North Korea is one of the poorest nations in the world with a per-capita GDP of about $1,900 per year. According to the CIA's World Factbook that ranks 188th behind such economic powerhouses as Laos, Western Sahara, and Kosovo.
South Korea's per-capita GDP, by comparison, is $28,000 (49th in the world). I won't make you look it up; the per-capita GDP of the United States is $46,400.
One of the reasons North Korea's populations hovers on the brink of starvation is because the central government, led by His Dopiness Kim Jong Il, spends every available won (the unit of currency) on its military: service members, arms, ships, planes, missiles and, of course, nukes.
As you may remember, on March 26, 2010, the South Korean warship "Cheonan" was attacked and sunk by what most of the world believes was a torpedo launched from a North Korean submarine. Forty six sailors died in the attack.
A couple of weeks ago, the United Nations condemned the sinking, without (acceding to the demands of China) condemning the sinker.
The United States Navy in conjunction with naval forces of the Republic of South Korea decided to hold a joint combat exercise off the coast of the Korean peninsula to show the North Koreans that the U.S. and South Korea are taking that kind of provocation (diplomat-speak for "act of war") seriously.

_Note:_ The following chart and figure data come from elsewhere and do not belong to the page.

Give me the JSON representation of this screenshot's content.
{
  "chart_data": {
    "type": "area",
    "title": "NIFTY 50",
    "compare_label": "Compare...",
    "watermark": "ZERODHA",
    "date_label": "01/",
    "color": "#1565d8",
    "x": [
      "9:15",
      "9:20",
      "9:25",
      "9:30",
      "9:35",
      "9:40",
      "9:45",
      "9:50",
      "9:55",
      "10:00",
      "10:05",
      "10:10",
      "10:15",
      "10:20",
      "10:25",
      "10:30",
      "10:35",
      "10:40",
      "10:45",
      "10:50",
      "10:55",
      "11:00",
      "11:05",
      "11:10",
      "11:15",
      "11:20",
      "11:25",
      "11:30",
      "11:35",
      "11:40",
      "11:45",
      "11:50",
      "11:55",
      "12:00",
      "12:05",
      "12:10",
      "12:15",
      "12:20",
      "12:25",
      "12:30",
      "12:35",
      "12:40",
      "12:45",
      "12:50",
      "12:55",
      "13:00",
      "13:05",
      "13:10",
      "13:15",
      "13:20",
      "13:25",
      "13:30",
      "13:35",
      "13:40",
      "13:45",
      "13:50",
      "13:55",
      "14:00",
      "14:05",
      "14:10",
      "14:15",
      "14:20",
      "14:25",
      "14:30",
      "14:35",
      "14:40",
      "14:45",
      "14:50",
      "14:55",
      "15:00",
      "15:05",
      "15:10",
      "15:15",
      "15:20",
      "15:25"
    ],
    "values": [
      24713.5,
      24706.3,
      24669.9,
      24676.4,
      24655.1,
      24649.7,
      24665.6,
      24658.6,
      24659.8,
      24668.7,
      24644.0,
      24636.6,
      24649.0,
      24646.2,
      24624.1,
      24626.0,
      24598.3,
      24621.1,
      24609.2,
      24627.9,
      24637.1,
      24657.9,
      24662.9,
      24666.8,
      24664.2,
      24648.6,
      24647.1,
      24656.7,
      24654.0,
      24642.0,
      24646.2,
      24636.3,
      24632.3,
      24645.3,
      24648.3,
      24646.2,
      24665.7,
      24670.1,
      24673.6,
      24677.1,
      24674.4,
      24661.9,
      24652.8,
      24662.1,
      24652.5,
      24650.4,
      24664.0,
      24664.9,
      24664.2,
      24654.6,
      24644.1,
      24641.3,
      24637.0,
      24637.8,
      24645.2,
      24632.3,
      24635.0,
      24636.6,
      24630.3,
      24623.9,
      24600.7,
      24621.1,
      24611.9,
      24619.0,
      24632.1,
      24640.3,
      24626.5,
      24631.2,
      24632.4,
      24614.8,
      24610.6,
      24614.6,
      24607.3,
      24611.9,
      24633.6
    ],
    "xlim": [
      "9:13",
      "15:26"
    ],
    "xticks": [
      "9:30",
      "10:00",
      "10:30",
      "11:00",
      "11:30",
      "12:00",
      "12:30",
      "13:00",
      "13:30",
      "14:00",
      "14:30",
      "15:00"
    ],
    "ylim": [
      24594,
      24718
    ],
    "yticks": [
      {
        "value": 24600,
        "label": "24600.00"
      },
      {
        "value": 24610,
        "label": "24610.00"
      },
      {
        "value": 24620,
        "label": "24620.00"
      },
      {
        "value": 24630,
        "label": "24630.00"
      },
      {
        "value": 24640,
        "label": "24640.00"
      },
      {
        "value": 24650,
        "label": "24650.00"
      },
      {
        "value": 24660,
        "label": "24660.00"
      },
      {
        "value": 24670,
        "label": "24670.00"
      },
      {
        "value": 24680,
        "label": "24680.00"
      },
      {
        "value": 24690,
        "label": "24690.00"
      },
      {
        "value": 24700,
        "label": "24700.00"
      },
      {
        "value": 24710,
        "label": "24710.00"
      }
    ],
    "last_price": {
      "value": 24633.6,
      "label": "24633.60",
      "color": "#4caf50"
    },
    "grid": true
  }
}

We are, in a very real sense, wagging a finger under the nose of North Korea.
The South Koreans doing a little finger wagging of their own, under the protection of the aircraft carrier U.S.S. George Washington and its battle group, claimed that these exercises were "not defensive training" according to the Washington Post.
Times reporters John M. Glionna and Ju-min Park wrote yesterday that these were were no small-scale maneuvers. The exercises "feature about 20 vessels, including the Nimitz-class aircraft carrier George Washington which left port just after dawn Sunday, shadowed by hundreds of U.S. and South Korean fighter jets." They report nearly 8,000 U.S. and South Korean military personnel are involved as are, for the first time, F-22 Raptors - the newest stealth fighters in the U.S. arsenal - which will operate in South Korean airspace.
Not to be outdone, the North Koreans announced that if the U.S. went through with these military exercises it would signal the need for a "retaliatory sacred war" which included, according to the LA Times, "putting its military and residents on high alert."